The first autosomal-dominant gene PARK1 was described by Polymeropoulus and colleagues in 1997 with its effects in mutation in the protein α‐synuclein. The outcomes were supported by the successive discoveries of different genes that represented or caused a risk factor for the Parkins Disease. Due to the massive knowledge that has increased, the pharmaceutical industry as well as scientists progressively changed from classical objectives in the field of pharmacotherapy like transmitter receptor agonists, precursors of transmitters, transmitter degrading enzyme inhibitors, or transmitter uptake blockers. However, the focus of research in new therapies began on the metabolism of α‐synuclein and basic biology as well as related proteins.
The transformation required a shift in build-up and mindset of a new field of research in Perkins Disease that incorporated the establishment of other preclinical models as well as the search of for new primary endpoints for development over various prodromal stages as well as during the early motor exhibition of the Perkins Disease in clinical trials. The search and change are still in progress. The initial compounds have moved into the early clinical test for the modification of the Perkin Disease as presented in the figure below.
Besides this, some compounds like nicotine or caffeine are undergoing testing that may provide the promise of adjusting the course of Perkins Disease, more so on the basis of epidemiological studies. The developments in this field are as discussed below.

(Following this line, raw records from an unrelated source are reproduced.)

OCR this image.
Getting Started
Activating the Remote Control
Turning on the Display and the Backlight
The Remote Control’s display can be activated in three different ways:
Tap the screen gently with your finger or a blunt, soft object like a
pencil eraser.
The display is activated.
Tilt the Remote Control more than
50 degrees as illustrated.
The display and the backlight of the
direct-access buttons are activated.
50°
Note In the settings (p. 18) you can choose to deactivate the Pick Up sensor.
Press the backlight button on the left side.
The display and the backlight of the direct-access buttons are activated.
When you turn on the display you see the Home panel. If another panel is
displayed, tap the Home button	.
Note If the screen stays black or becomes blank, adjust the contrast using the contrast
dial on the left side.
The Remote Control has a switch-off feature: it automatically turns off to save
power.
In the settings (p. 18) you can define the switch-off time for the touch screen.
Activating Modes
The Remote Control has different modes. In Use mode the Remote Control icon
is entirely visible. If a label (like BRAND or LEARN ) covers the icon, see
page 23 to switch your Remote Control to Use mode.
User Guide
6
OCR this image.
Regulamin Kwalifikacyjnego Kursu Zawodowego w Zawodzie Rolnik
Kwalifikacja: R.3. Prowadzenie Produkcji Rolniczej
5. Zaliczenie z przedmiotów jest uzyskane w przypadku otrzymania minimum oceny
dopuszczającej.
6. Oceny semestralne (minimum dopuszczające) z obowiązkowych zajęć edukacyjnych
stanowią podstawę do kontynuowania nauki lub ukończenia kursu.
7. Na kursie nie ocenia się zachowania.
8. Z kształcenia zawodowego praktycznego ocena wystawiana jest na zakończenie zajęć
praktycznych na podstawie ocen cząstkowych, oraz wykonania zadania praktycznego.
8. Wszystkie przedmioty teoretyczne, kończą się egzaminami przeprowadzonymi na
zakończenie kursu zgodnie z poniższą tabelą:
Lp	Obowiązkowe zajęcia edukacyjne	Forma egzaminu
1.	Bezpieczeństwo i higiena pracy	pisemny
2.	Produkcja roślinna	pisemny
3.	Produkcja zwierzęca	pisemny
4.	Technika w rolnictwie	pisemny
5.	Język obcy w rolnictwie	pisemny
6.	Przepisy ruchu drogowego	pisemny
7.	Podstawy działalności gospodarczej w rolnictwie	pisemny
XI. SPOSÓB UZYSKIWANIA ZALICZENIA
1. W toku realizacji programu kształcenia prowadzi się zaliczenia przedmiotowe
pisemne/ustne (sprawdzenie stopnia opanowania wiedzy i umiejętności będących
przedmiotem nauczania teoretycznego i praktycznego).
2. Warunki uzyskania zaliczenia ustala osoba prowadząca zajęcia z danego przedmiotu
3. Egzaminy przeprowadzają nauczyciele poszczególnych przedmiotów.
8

Immunotherapy for α‐synucleinopathy
According to Karpinar et al. (2009), α‐synuclein is taken as a significant molecule in the neural death in Perkin’s Disease. Moreover, Luk et al. (2012) and Angot et al. (2010) presents additional evidence that α‐synuclein is associated with propagation and spread of the neurodegenerative development of Perkin Disease through the means of a mechanism that looks like a prion. It is presumed that there is a misfolds of α‐synuclein intracellularly and combines into forms that are toxic, penetrates the extracellular space and is consequently consumed by an adjacent structure of neuronal, resulting into the spread of the toxic seeds of α‐synuclein. Also, Stuendl et al. (2016) show evidence that exists in the correlation of the CSF content of α‐synuclein in exosomes with the disease progression and phenotype. Therefore, passive or active strategies in immunotherapeutic focus on reducing the aggregate level of extracellular toxic α‐synuclein and hence to lower its propagation.

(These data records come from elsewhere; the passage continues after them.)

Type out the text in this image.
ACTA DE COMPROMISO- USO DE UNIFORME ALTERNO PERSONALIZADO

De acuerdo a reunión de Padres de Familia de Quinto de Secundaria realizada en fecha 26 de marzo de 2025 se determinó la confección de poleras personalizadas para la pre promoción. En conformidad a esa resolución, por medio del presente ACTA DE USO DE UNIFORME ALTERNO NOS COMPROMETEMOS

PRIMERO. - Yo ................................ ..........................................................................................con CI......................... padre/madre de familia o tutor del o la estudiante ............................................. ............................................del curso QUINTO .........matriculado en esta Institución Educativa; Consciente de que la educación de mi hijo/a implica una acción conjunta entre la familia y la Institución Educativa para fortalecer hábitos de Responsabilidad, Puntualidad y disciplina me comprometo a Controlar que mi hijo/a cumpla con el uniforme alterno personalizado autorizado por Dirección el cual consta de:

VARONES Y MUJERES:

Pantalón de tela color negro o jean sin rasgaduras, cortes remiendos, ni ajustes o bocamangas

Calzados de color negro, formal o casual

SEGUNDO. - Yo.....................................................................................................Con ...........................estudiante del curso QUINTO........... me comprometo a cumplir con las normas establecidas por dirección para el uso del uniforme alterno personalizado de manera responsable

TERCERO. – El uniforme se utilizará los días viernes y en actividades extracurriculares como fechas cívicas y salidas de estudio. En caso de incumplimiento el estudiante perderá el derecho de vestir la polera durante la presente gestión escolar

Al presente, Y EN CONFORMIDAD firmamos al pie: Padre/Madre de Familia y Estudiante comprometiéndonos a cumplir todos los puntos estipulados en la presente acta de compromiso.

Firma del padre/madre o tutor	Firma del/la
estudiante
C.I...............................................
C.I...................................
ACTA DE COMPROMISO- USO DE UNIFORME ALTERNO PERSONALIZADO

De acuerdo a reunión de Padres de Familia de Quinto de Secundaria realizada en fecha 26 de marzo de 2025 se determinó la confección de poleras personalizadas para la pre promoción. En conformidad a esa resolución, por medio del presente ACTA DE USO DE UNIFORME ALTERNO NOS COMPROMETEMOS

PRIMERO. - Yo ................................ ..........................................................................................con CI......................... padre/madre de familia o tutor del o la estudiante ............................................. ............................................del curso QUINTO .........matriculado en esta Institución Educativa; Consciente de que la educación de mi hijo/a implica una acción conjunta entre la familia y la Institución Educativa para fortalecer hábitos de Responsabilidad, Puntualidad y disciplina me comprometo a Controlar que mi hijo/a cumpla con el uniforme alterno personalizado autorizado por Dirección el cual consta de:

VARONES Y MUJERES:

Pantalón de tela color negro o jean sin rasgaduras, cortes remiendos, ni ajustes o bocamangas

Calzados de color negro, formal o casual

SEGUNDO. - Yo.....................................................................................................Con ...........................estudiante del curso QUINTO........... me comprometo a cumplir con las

Under the active perspective, there is a subcutaneous administration of short immunogenic peptides. The C‐terminus of α‐synuclein is mimicked by the peptides. Through data available from the press release, it is evident that the vaccine is tested in 12 months in two doses under advanced Perkin Disease through the design of the open label. Additionally, anti‐α‐synuclein‐peptide antibodies in serum developed in half of the patients who were vaccinated, while others contained the antibodies under CSF. A report showed that the vaccine was well tolerated and safe, while patients under the trial are currently on follow-up under a long-term basis. On the other hand, a phase II trial is being undertaken. Moreover, a second group of the peptides is undergoing assessment within a placebo-controlled trial that is randomized with early patients of the Perkin Disease.
A number of companies are presently pursuing the strategy actively. A test of 40 volunteers with health conditions has been completed for a single agent that has entered the clinical phase known as a monoclonal antibody against α‐synuclein (PRX002). Although not published formally, the side effects of the strategy have been pronounced to have happened below 10% of the healthy volunteers, and serious reactions associated with the drug were observed. Excitingly, the antibody treatment resulted in a rapid decrease in the levels of α‐synuclein in serum and dependency on the dose. Subsequently, the sponsor has introduced a clinical trial that is randomized in the subjects of Perkins Disease (Kalia et al. 2015).